Written on 28 juin 2022 · 6 mins, 6 secs


Une nouvelle année est synonyme de nouvelles occasions de réduire le gaspillage alimentaire dans votre cuisine, grâce à un cahier des charges bien conçu ! Grandes cuisines, grand impact ? Absolument ! Des milliers de repas sont servis chaque jour dans les hôpitaux, les maisons de repos et de soins, les écoles et les entreprises. Malheureusement, ceux-ci génèrent pas mal de gaspillage alimentaire…

Heureusement, les cuisines institutionnelles ont déjà compris qu’il existe des solutions. L’enquête menée par FoodWIN à la fin de l’année 2021 montre que la moitié des cuisines mesurent déjà leur gaspillage alimentaire. Pourquoi ? Pour avoir une idée des problèmes et des pertes au sein de leur organisation, pour y remédier et ainsi économiser de l’argent.

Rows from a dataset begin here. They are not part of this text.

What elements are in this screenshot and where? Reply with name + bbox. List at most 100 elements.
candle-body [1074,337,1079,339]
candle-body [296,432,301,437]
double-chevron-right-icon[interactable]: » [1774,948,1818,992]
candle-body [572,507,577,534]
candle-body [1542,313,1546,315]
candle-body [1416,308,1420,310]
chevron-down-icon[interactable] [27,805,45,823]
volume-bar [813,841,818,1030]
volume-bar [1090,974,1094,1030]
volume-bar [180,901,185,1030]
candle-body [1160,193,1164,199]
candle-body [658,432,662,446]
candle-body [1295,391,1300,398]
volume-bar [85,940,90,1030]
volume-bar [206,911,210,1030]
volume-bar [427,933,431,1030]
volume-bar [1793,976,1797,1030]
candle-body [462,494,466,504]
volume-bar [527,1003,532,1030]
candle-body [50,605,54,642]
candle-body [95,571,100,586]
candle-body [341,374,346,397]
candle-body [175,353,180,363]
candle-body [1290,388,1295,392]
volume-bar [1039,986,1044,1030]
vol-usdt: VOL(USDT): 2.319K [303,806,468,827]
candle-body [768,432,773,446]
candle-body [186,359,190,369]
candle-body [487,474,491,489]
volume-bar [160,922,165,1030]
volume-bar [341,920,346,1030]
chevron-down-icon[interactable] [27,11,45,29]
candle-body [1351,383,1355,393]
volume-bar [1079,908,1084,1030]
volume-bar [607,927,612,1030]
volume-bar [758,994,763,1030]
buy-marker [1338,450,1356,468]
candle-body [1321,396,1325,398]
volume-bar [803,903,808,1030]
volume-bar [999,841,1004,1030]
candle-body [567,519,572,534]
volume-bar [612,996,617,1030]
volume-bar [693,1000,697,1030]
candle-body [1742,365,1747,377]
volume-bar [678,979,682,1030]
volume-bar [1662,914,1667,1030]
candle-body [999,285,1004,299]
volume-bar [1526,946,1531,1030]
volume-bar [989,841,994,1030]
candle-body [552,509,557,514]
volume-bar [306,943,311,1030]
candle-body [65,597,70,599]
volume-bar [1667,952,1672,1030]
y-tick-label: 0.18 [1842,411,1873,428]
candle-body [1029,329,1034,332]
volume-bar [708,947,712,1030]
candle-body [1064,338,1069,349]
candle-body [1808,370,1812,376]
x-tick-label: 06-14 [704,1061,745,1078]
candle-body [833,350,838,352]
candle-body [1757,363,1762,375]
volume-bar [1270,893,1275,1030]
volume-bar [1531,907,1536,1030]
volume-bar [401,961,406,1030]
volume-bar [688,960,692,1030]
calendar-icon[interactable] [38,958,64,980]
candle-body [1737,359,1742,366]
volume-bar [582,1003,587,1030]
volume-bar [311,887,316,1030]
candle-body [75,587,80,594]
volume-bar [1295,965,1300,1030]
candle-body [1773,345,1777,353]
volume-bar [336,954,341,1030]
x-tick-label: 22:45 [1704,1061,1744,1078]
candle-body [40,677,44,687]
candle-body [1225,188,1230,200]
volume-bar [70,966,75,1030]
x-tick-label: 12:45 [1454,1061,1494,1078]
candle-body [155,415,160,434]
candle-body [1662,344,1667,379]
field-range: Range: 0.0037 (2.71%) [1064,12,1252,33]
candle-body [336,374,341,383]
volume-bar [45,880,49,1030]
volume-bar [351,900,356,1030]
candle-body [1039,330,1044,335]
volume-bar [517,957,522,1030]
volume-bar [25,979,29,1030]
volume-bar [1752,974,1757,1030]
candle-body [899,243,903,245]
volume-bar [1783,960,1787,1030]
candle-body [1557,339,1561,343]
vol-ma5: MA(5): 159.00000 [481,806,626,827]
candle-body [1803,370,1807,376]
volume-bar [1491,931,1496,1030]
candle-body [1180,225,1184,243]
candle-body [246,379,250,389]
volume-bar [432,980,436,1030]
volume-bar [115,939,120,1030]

Et aussi exercer un impact positif pour le climat, car diminuer le gaspillage alimentaire, c’est réduire les émissions de CO₂ !

Mais que faire si votre organisation a peu de contrôle sur la cuisine interne ? Comment prendre des accords avec l’entreprise de catering externe ? Dans ces situations, le cahier des charges offre une solution !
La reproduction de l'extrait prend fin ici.